INSCRIPTION: Engraved with script initials “PH” on side of body below the spout.
MARK: Struck on outside face of square base with intaglio cursive “Woods” mark in conforming reserve.
MAKER: Freeman Woods (b.c.1766-1834) first worked in New York City prior to his move to New Bern, North Carolina; his name appears in the New York City directories from 1791 to 1794. On 27 December 1794 he advertised in New Bern, North Carolina, stating that he had commenced business two doors above William Lawrence’s store, where anything in the “above branch” might be had, particularly waiters, tankards, teapots, sugar dishes, milk pots, tablespoons, teaspoons, sugar tongs, and the like, in the newest fashions and at the shortest notice. Few facts about Woods’s family have been determined, but the Raleigh newspapers reported the death of “Mrs. Hannah Woods, wife of Mr. Freeman Woods,” which occurred in October 1811 in New Bern. The Newbern Spectator for 20 November 1834 contained a notice of Woods’s death at age sixty-eight. The notice stated that Freeman Woods was born in New Jersey and was a resident of New Bern for forty years. An inventory of his estate contained many items related to silversmithing and had a total value of $910.09. See George Barton Cutten and Mary Reynolds Peacock, “Silversmiths of North Carolina, 1696-1860”, 2nd rev. ed. (Raleigh: North Carolina Department of Cultural Resources, Division of Archives and History, 1984).

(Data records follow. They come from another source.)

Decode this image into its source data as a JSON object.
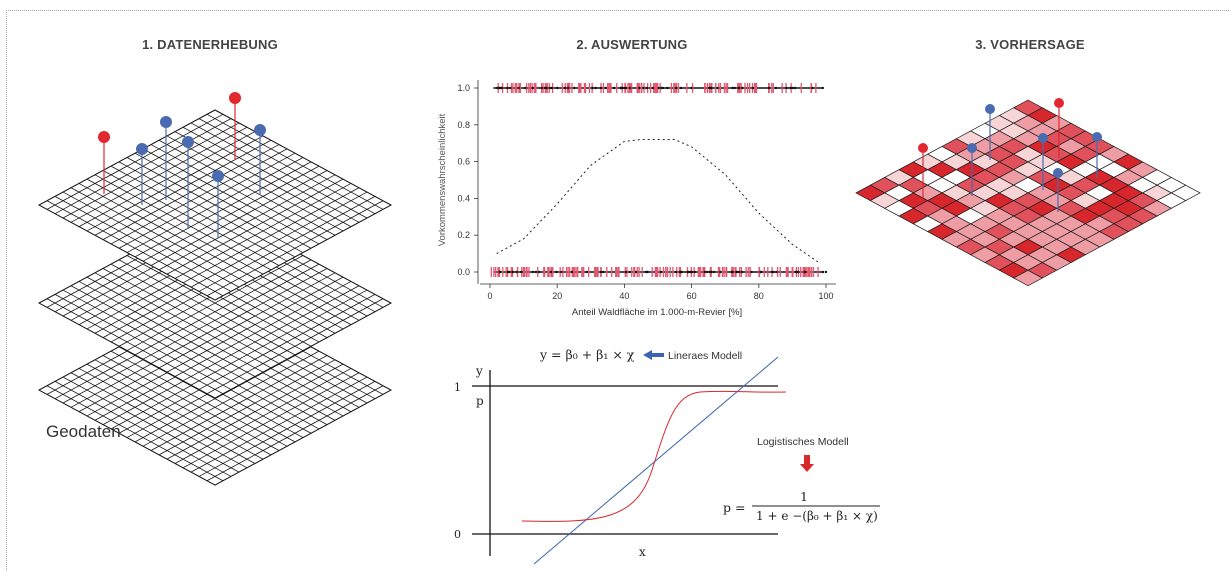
{
  "panels": {
    "p1": {
      "title": "1. DATENERHEBUNG",
      "geo_label": "Geodaten"
    },
    "p2": {
      "title": "2. AUSWERTUNG"
    },
    "p3": {
      "title": "3. VORHERSAGE"
    }
  },
  "chart_data": {
    "type": "scatter",
    "xlabel": "Anteil Waldfläche im 1.000-m-Revier [%]",
    "ylabel": "Vorkommenswahrscheinlichkeit",
    "xlim": [
      0,
      100
    ],
    "ylim": [
      0,
      1
    ],
    "x_ticks": [
      "0",
      "20",
      "40",
      "60",
      "80",
      "100"
    ],
    "y_ticks": [
      "0.0",
      "0.2",
      "0.4",
      "0.6",
      "0.8",
      "1.0"
    ],
    "curve": {
      "x": [
        2,
        10,
        20,
        30,
        40,
        45,
        55,
        60,
        70,
        80,
        90,
        98
      ],
      "y": [
        0.1,
        0.18,
        0.37,
        0.58,
        0.71,
        0.72,
        0.72,
        0.68,
        0.53,
        0.32,
        0.15,
        0.05
      ]
    },
    "rug_y": [
      0,
      1
    ],
    "colors": {
      "observations": "#e2566f",
      "curve": "#222222"
    }
  },
  "model": {
    "linear_formula": "y = β₀ + β₁ × χ",
    "linear_label": "Lineraes Modell",
    "logistic_label": "Logistisches Modell",
    "logistic_lhs": "p =",
    "logistic_num": "1",
    "logistic_den": "1 + e −(β₀ + β₁ × χ)",
    "axis_y": "y",
    "axis_p": "p",
    "axis_x": "x",
    "tick_1": "1",
    "tick_0": "0",
    "colors": {
      "linear": "#3a66b0",
      "logistic": "#d9282b"
    }
  },
  "colors": {
    "red_pin": "#e0282e",
    "blue_pin": "#4a6bb0",
    "grid": "#1a1a1a"
  }
}
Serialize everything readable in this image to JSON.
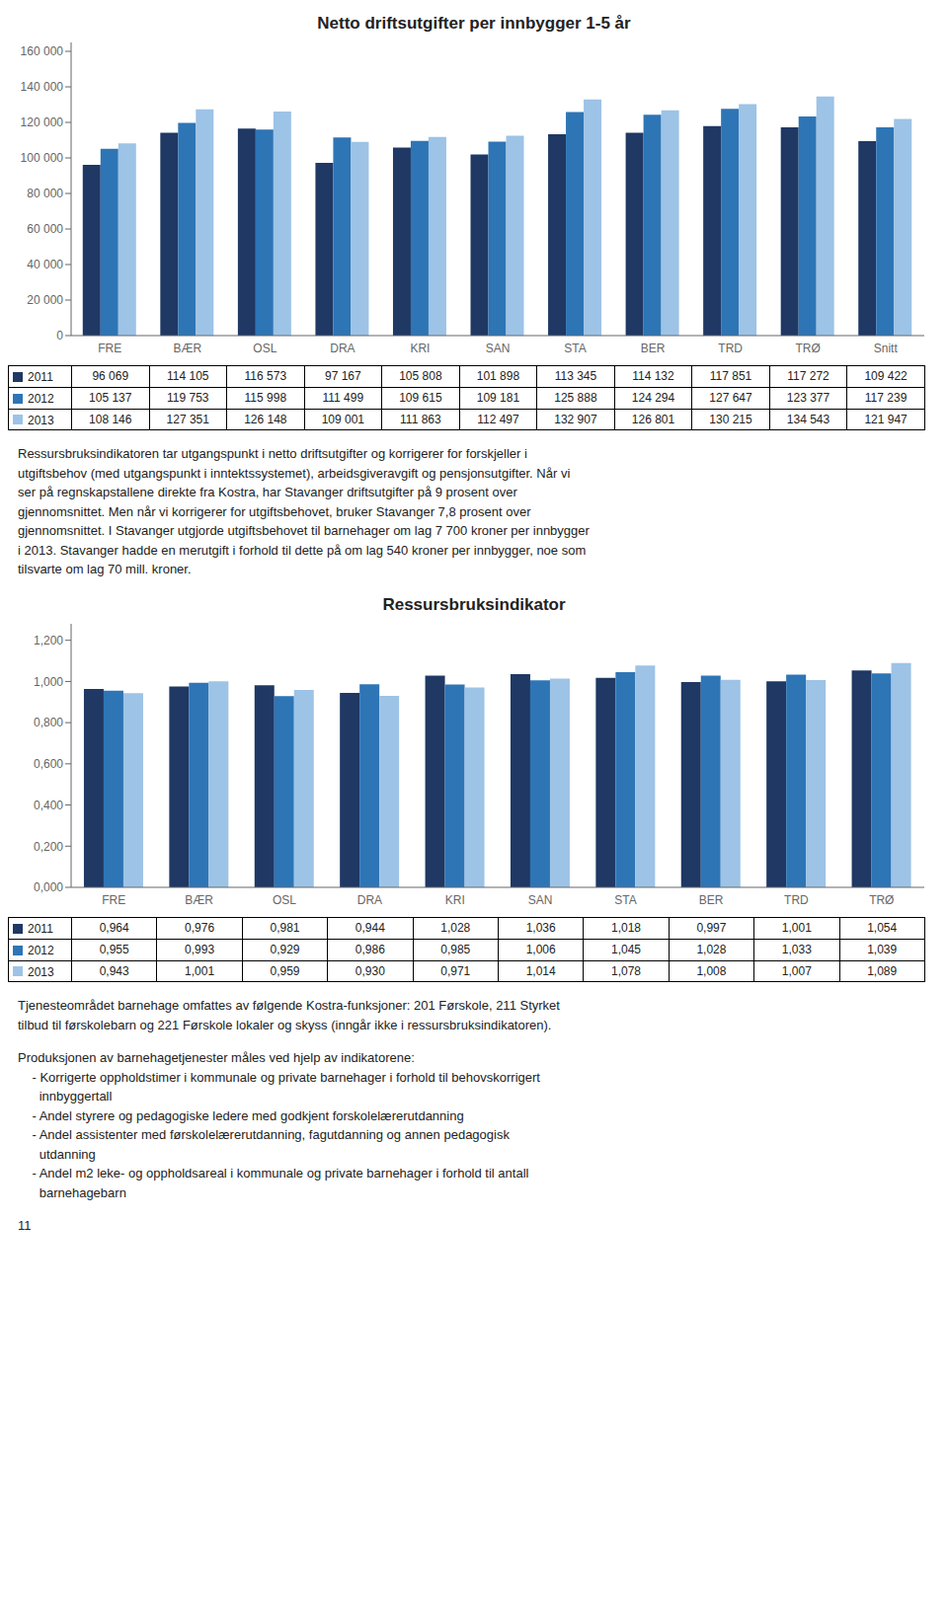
{
  "chart_data": [
    {
      "type": "bar",
      "title": "Netto driftsutgifter per innbygger 1-5 år",
      "categories": [
        "FRE",
        "BÆR",
        "OSL",
        "DRA",
        "KRI",
        "SAN",
        "STA",
        "BER",
        "TRD",
        "TRØ",
        "Snitt"
      ],
      "series": [
        {
          "name": "2011",
          "color": "#1F3864",
          "values": [
            96069,
            114105,
            116573,
            97167,
            105808,
            101898,
            113345,
            114132,
            117851,
            117272,
            109422
          ],
          "value_labels": [
            "96 069",
            "114 105",
            "116 573",
            "97 167",
            "105 808",
            "101 898",
            "113 345",
            "114 132",
            "117 851",
            "117 272",
            "109 422"
          ]
        },
        {
          "name": "2012",
          "color": "#2E75B6",
          "values": [
            105137,
            119753,
            115998,
            111499,
            109615,
            109181,
            125888,
            124294,
            127647,
            123377,
            117239
          ],
          "value_labels": [
            "105 137",
            "119 753",
            "115 998",
            "111 499",
            "109 615",
            "109 181",
            "125 888",
            "124 294",
            "127 647",
            "123 377",
            "117 239"
          ]
        },
        {
          "name": "2013",
          "color": "#9DC3E6",
          "values": [
            108146,
            127351,
            126148,
            109001,
            111863,
            112497,
            132907,
            126801,
            130215,
            134543,
            121947
          ],
          "value_labels": [
            "108 146",
            "127 351",
            "126 148",
            "109 001",
            "111 863",
            "112 497",
            "132 907",
            "126 801",
            "130 215",
            "134 543",
            "121 947"
          ]
        }
      ],
      "ylim": [
        0,
        165000
      ],
      "yticks": [
        0,
        {
          "value": 20000,
          "label": "20 000"
        },
        {
          "value": 40000,
          "label": "40 000"
        },
        {
          "value": 60000,
          "label": "60 000"
        },
        {
          "value": 80000,
          "label": "80 000"
        },
        {
          "value": 100000,
          "label": "100 000"
        },
        {
          "value": 120000,
          "label": "120 000"
        },
        {
          "value": 140000,
          "label": "140 000"
        },
        {
          "value": 160000,
          "label": "160 000"
        }
      ],
      "grid": false,
      "annotations": [
        "Ressursbruksindikatoren tar utgangspunkt i netto driftsutgifter og korrigerer for forskjeller i\nutgiftsbehov (med utgangspunkt i inntektssystemet), arbeidsgiveravgift og pensjonsutgifter. Når vi\nser på regnskapstallene direkte fra Kostra, har Stavanger driftsutgifter på 9 prosent over\ngjennomsnittet. Men når vi korrigerer for utgiftsbehovet, bruker Stavanger 7,8 prosent over\ngjennomsnittet. I Stavanger utgjorde utgiftsbehovet til barnehager om lag 7 700 kroner per innbygger\ni 2013. Stavanger hadde en merutgift i forhold til dette på om lag 540 kroner per innbygger, noe som\ntilsvarte om lag 70 mill. kroner."
      ]
    },
    {
      "type": "bar",
      "title": "Ressursbruksindikator",
      "categories": [
        "FRE",
        "BÆR",
        "OSL",
        "DRA",
        "KRI",
        "SAN",
        "STA",
        "BER",
        "TRD",
        "TRØ"
      ],
      "series": [
        {
          "name": "2011",
          "color": "#1F3864",
          "values": [
            0.964,
            0.976,
            0.981,
            0.944,
            1.028,
            1.036,
            1.018,
            0.997,
            1.001,
            1.054
          ],
          "value_labels": [
            "0,964",
            "0,976",
            "0,981",
            "0,944",
            "1,028",
            "1,036",
            "1,018",
            "0,997",
            "1,001",
            "1,054"
          ]
        },
        {
          "name": "2012",
          "color": "#2E75B6",
          "values": [
            0.955,
            0.993,
            0.929,
            0.986,
            0.985,
            1.006,
            1.045,
            1.028,
            1.033,
            1.039
          ],
          "value_labels": [
            "0,955",
            "0,993",
            "0,929",
            "0,986",
            "0,985",
            "1,006",
            "1,045",
            "1,028",
            "1,033",
            "1,039"
          ]
        },
        {
          "name": "2013",
          "color": "#9DC3E6",
          "values": [
            0.943,
            1.001,
            0.959,
            0.93,
            0.971,
            1.014,
            1.078,
            1.008,
            1.007,
            1.089
          ],
          "value_labels": [
            "0,943",
            "1,001",
            "0,959",
            "0,930",
            "0,971",
            "1,014",
            "1,078",
            "1,008",
            "1,007",
            "1,089"
          ]
        }
      ],
      "ylim": [
        0.0,
        1.28
      ],
      "yticks": [
        {
          "value": 0.0,
          "label": "0,000"
        },
        {
          "value": 0.2,
          "label": "0,200"
        },
        {
          "value": 0.4,
          "label": "0,400"
        },
        {
          "value": 0.6,
          "label": "0,600"
        },
        {
          "value": 0.8,
          "label": "0,800"
        },
        {
          "value": 1.0,
          "label": "1,000"
        },
        {
          "value": 1.2,
          "label": "1,200"
        }
      ],
      "grid": false,
      "annotations": [
        "Tjenesteområdet barnehage omfattes av følgende Kostra-funksjoner: 201 Førskole, 211 Styrket\ntilbud til førskolebarn og 221 Førskole lokaler og skyss (inngår ikke i ressursbruksindikatoren).",
        "Produksjonen av barnehagetjenester måles ved hjelp av indikatorene:\n    - Korrigerte oppholdstimer i kommunale og private barnehager i forhold til behovskorrigert\n      innbyggertall\n    - Andel styrere og pedagogiske ledere med godkjent forskolelærerutdanning\n    - Andel assistenter med førskolelærerutdanning, fagutdanning og annen pedagogisk\n      utdanning\n    - Andel m2 leke- og oppholdsareal i kommunale og private barnehager i forhold til antall\n      barnehagebarn",
        "11"
      ]
    }
  ]
}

FORM: Silver pitchers in Colonial America were most often small cream pitchers in the rococo fashion that were used as part of the tea ceremony to serve milk. Large wide-mouthed pitchers in the neoclassical and empire styles became popular after the American Revolution. Such pitchers were used to serve water or wine and provided silversmiths with abundant flat surface area for engraving everything from simple monograms to armorials to lengthy presentations. The term “pitcher” is most commonly used in the United States and can be applied to any container with a spout for pouring liquids. In other English-speaking countries, the term “jug” is use more prevalently. A “ewer” is a vase-shaped, handled pitcher, often decorated, with a base and flaring spout.